Ce qui aide à établir des catégories de la réalité linguistique, est- entre autres- l’ordre social qui oppose le langage des différentes couches sociales : langage du peuple vs. lequel des classes aisées ou cultivées.
1.1 Le passé du français populaire : éléments pour une histoire externe 1.1.1 La langue populaire à côté du français commun
Le français actuel est le résultat d’un long processus qui est étroitement lié à la constitution du Royaume de France.
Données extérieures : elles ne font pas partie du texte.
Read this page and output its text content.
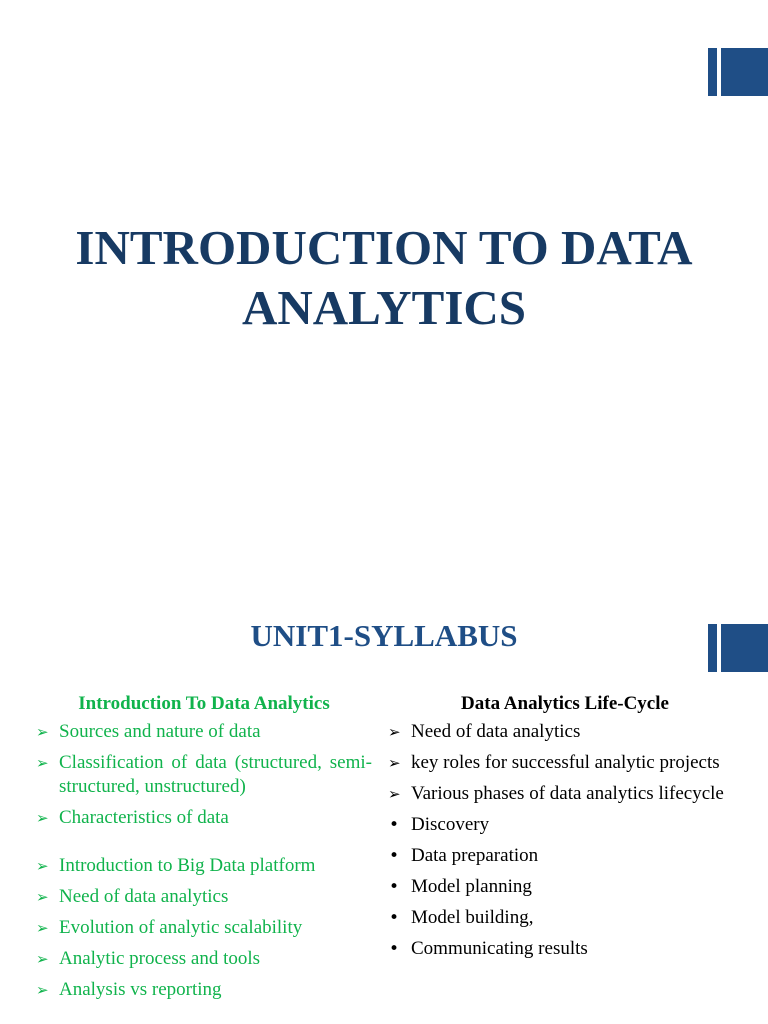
INTRODUCTION TO DATA
ANALYTICS
UNIT1-SYLLABUS
Introduction To Data Analytics
➢ Sources and nature of data
➢ Classification of data (structured, semi-structured, unstructured)
➢ Characteristics of data
➢ Introduction to Big Data platform
➢ Need of data analytics
➢ Evolution of analytic scalability
➢ Analytic process and tools
➢ Analysis vs reporting
Data Analytics Life-Cycle
➢ Need of data analytics
➢ key roles for successful analytic projects
➢ Various phases of data analytics lifecycle
• Discovery
• Data preparation
• Model planning
• Model building,
• Communicating results
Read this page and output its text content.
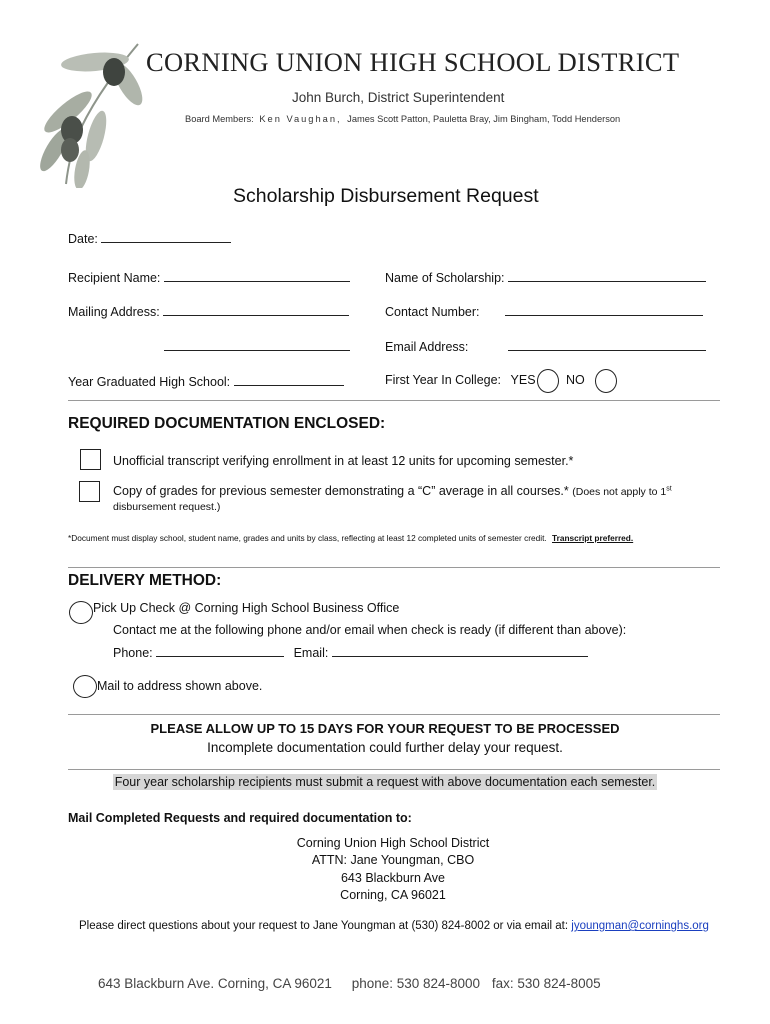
CORNING UNION HIGH SCHOOL DISTRICT
John Burch, District Superintendent
Board Members: Ken Vaughan, James Scott Patton, Pauletta Bray, Jim Bingham, Todd Henderson
Scholarship Disbursement Request
Date:
Recipient Name:	Name of Scholarship:
Mailing Address:	Contact Number:
Email Address:
Year Graduated High School:	First Year In College: YES NO
REQUIRED DOCUMENTATION ENCLOSED:
Unofficial transcript verifying enrollment in at least 12 units for upcoming semester.*
Copy of grades for previous semester demonstrating a “C” average in all courses.* (Does not apply to 1st
disbursement request.)
*Document must display school, student name, grades and units by class, reflecting at least 12 completed units of semester credit. Transcript preferred.
DELIVERY METHOD:
Pick Up Check @ Corning High School Business Office
Contact me at the following phone and/or email when check is ready (if different than above):
Phone:	Email:
Mail to address shown above.
PLEASE ALLOW UP TO 15 DAYS FOR YOUR REQUEST TO BE PROCESSED
Incomplete documentation could further delay your request.
Four year scholarship recipients must submit a request with above documentation each semester.
Mail Completed Requests and required documentation to:
Corning Union High School District
ATTN: Jane Youngman, CBO
643 Blackburn Ave
Corning, CA 96021
Please direct questions about your request to Jane Youngman at (530) 824-8002 or via email at: jyoungman@corninghs.org
643 Blackburn Ave. Corning, CA 96021 phone: 530 824-8000 fax: 530 824-8005
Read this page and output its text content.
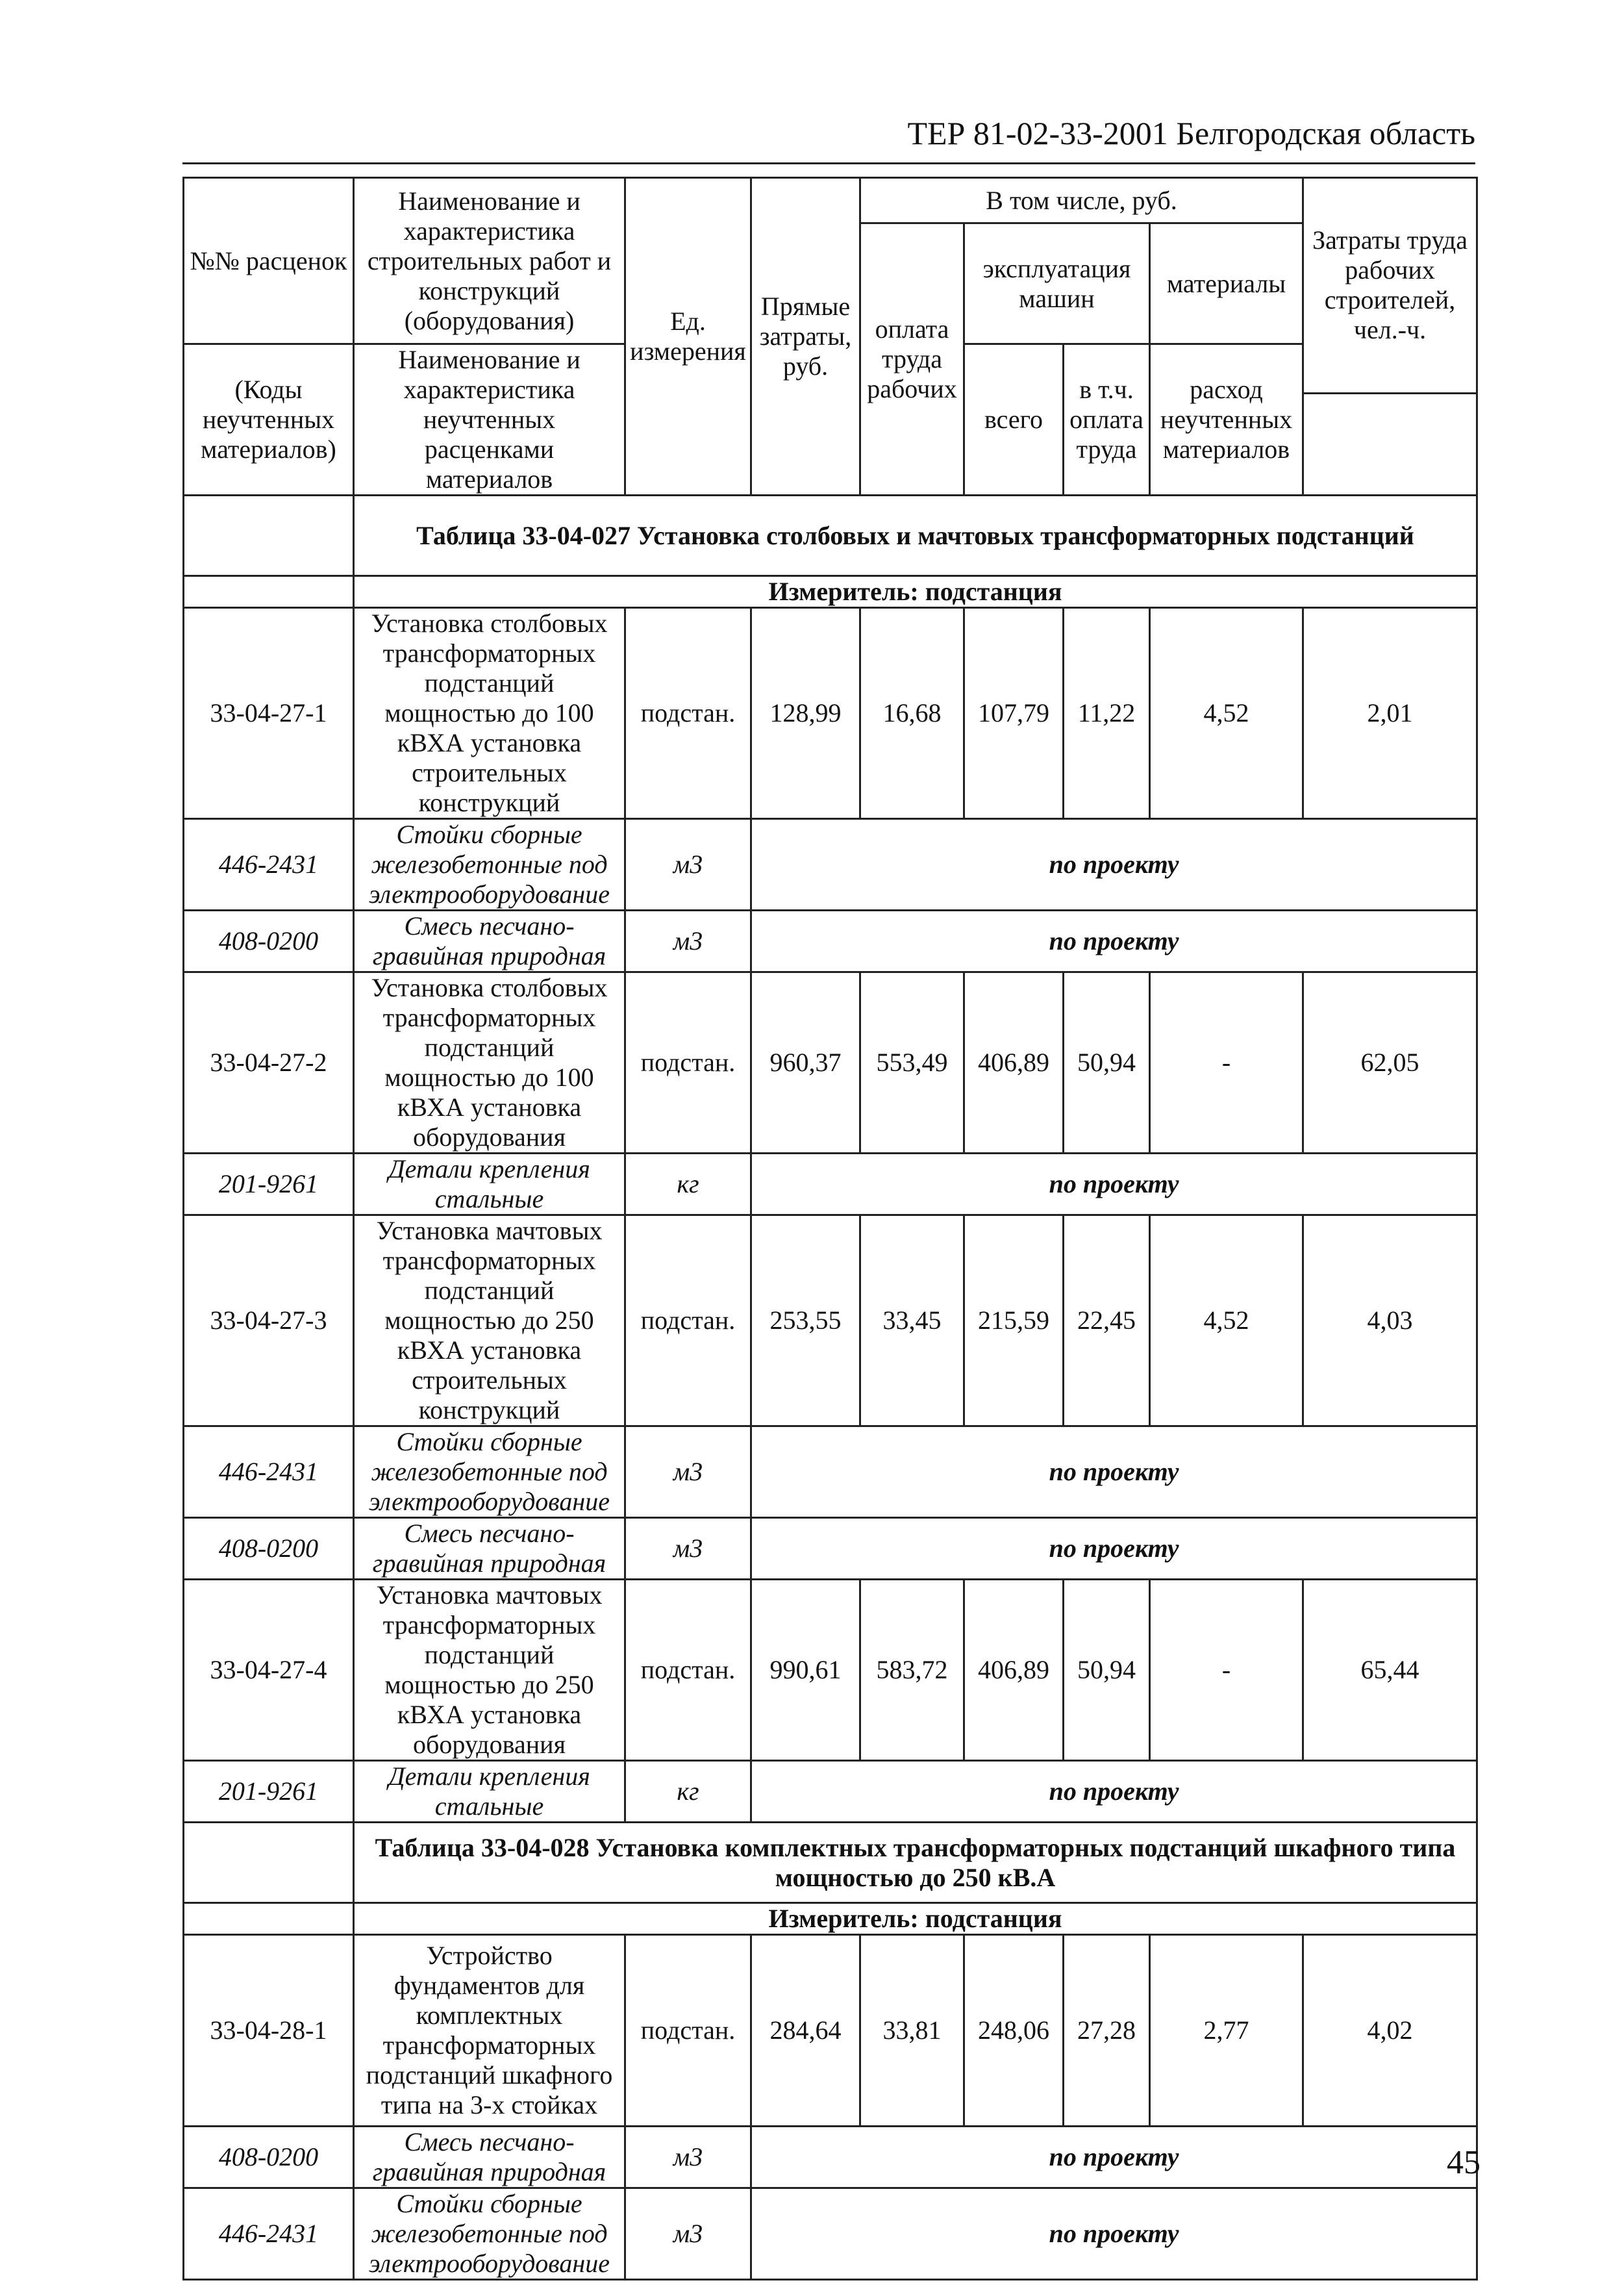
ТЕР 81-02-33-2001 Белгородская область
№№ расценок	Наименование и характеристика строительных работ и конструкций (оборудования)	Ед. измерения	Прямые затраты, руб.	В том числе, руб.				Затраты труда рабочих строителей, чел.-ч.
				оплата труда рабочих	эксплуатация машин		материалы	
(Коды неучтенных материалов)	Наименование и характеристика неучтенных расценками материалов				всего	в т.ч. оплата труда	расход неучтенных материалов	

	Таблица 33-04-027 Установка столбовых и мачтовых трансформаторных подстанций							
	Измеритель: подстанция							
33-04-27-1	Установка столбовых трансформаторных подстанций мощностью до 100 кВХА установка строительных конструкций	подстан.	128,99	16,68	107,79	11,22	4,52	2,01
446-2431	Стойки сборные железобетонные под электрооборудование	м3	по проекту					
408-0200	Смесь песчано-гравийная природная	м3	по проекту					
33-04-27-2	Установка столбовых трансформаторных подстанций мощностью до 100 кВХА установка оборудования	подстан.	960,37	553,49	406,89	50,94	-	62,05
201-9261	Детали крепления стальные	кг	по проекту					
33-04-27-3	Установка мачтовых трансформаторных подстанций мощностью до 250 кВХА установка строительных конструкций	подстан.	253,55	33,45	215,59	22,45	4,52	4,03
446-2431	Стойки сборные железобетонные под электрооборудование	м3	по проекту					
408-0200	Смесь песчано-гравийная природная	м3	по проекту					
33-04-27-4	Установка мачтовых трансформаторных подстанций мощностью до 250 кВХА установка оборудования	подстан.	990,61	583,72	406,89	50,94	-	65,44
201-9261	Детали крепления стальные	кг	по проекту					
	Таблица 33-04-028 Установка комплектных трансформаторных подстанций шкафного типа мощностью до 250 кВ.А							
	Измеритель: подстанция							
33-04-28-1	Устройство фундаментов для комплектных трансформаторных подстанций шкафного типа на 3-х стойках	подстан.	284,64	33,81	248,06	27,28	2,77	4,02
408-0200	Смесь песчано-гравийная природная	м3	по проекту					
446-2431	Стойки сборные железобетонные под электрооборудование	м3	по проекту					
45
Il est stabilisé et normalisé par des grammairiens à partir du XVI siècle. Par conséquence, la distance entre les différents usages se creuse, puisque la langue soignée n’accepte pas certaines évolutions populaires. Le français s’impose lentement dès le XVI siècle, mais même trois cents ans plus tard, les gens ne parlent guère français en dehors des villes ; au mieux, ils maîtrisent également le patois et le français.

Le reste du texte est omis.